La misma semana en que Rafael Nadal decidió poner fin a su carrera deportiva, otro atleta, leyenda de lo suyo, anunció que no volvería a competir. Se trataba del culturista canadiense Chris Bumstead, una especie de Arnold Schwarzenegger contemporáneo, pero sin las ínfulas. Ganador durante seis años consecutivos del título Mister Olympia en la categoría Classic, Bumstead, gigachad sin photoshop e inspiración para centenares de gym bros, es otro de los que ha logrado extender la cultura física más allá de ese ecosistema donde conviven porteros de discoteca, chaperos brasileños, concursantes de telerrealidad, munipas y nacionalistas revolucionarios.
Por: Esperanza Ruiz – La Gaceta de la Iberosfera
El canadiense ha sido fiel al único principio de sabiduría bro que trasciende la sala de musculación: «Si quieres volumen tienes que ir a tope». Su físico, hecho de hierro, aminoácidos y derivados sintéticos de la testosterona, es visto por los sementalillos de Twitter* (*conspiración del triunviro Orban-Musk-Putin para acabar con la democracia liberal, el capitalismo, el «AbecéMundo», Kelsen y el PP) como un ideal de masculinidad. Aunque ello venga de una red social donde el exceso y la confusión campan por sus respetos, no les culpo. Bumstead tiene sus virtudes, como la bonhomía y el sentido de la familia. Sin embargo, sospecho que la admiración por ciertos cuerpos masculinos, más allá del narcisismo de la sociedad espectacular, se puede leer como una pequeña revuelta contra la celebración del hipogonadismo propia de la época.
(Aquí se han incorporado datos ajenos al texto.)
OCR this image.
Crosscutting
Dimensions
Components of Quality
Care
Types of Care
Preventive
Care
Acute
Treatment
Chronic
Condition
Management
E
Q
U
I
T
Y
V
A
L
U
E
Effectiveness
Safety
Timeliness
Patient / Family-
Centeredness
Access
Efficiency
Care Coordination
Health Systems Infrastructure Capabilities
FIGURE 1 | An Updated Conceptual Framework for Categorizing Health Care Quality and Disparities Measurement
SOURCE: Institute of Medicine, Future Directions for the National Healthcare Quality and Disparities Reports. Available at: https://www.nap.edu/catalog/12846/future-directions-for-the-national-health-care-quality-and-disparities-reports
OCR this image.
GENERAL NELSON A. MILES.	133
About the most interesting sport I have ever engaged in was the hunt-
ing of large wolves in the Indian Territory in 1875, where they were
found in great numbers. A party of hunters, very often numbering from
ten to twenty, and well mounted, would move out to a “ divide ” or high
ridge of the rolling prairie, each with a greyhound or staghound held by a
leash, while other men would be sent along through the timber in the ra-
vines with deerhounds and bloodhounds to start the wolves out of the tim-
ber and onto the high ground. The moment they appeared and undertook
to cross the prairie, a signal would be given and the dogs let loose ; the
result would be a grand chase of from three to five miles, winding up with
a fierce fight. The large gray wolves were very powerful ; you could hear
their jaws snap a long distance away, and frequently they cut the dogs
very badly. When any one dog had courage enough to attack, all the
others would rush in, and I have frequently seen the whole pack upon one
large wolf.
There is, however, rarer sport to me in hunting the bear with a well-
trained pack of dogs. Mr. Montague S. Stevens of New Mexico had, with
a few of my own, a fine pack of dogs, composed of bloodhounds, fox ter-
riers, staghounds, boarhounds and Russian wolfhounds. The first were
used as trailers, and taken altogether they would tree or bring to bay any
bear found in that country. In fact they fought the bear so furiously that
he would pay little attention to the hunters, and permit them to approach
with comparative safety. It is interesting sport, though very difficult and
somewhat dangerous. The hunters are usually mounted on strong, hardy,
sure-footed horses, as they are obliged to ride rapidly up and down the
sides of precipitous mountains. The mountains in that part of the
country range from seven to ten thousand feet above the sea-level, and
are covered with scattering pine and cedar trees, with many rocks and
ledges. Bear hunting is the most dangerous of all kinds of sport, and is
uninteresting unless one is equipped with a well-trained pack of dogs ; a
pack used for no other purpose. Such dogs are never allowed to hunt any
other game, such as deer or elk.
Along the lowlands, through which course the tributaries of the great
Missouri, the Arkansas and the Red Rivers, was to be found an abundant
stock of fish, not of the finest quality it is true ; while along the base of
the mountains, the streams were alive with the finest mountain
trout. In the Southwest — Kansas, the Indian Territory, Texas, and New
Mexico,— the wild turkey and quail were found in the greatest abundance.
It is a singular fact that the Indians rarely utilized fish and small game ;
De esto no es exclusivamente responsable «lo woke», también lo que hay enfrente o al lado. Hace pocos días, El Mundo señalaba la testosterona como vector de una posible victoria electoral de Donald Trump. La hipófisis, glándula populista donde las haya, envía una señal a los testículos, siempre culpables, para que produzcan testosterona, hormona problemática e iliberal. El resultado de dicho proceso bioquímico tiene consecuencias trágicas porque no inclina el voto hacia productos políticos tan representativos de nuestras democracias como el hombre-niño (Macron, Trudeau, Conte…) o el dinámico feminismo kamaliano. Todo ello forma parte de «la mamarrachada del orden natural» (leído en ABC) que nos conduce hacia tiempos sombríos en los que «el padre era el padre, la ley era la ley y el extranjero era el extranjero» (Maurice Bardèche). Ya nos ha dicho la prensa seria que de ahí a Hitler, o al Luis XVI de 1778, la distancia se mide en milímetros.
No corren buenos tiempos para la hormona masculina, que nada a contracorriente en la sociedad del Ozempic. Si éste reblandece, la testosterona endurece, mantiene a raya la adiposidad, fomenta la confianza en uno mismo y despierta el instinto de reproducción. La alopecia y el ímpetu son, en no pocos casos, el peaje a pagar por sentirse como una cabra de Gredos bajo el sol de diciembre. Para muestra, Robert Kennedy Jr., que ha reconocido seguir un tratamiento de reemplazo hormonal a sus setenta tacos. Visto sin camisa, parece que su negociado como secretario de Salud le pilla en plena forma.
No deberíamos subestimar la contribución del futuro gobierno Trump a la selección natural. A partir de la victoria en las urnas del magnate han proliferado los movimientos femeninos que, cual Lisístratas posmodernas, abogan por el castigo al hombre blanco; ese que «ha reído el último» al ejercer su derecho al voto. Para ello, están resueltas a no casarse y a no tener hijos. Tampoco citas ni sexo con varones. Dicho plan deja en evidencia que el odio, y la estupidez, son un veneno que ingiere uno mismo pretendiendo que le haga daño a otro.
Ojalá el declive de las ideas feministas venidas de la Ivy League fuera imparable y el hombre, con o sin ayuda de la terapia sustitutiva, resurja con fuerza de sus cenizas. Make testosterona great again.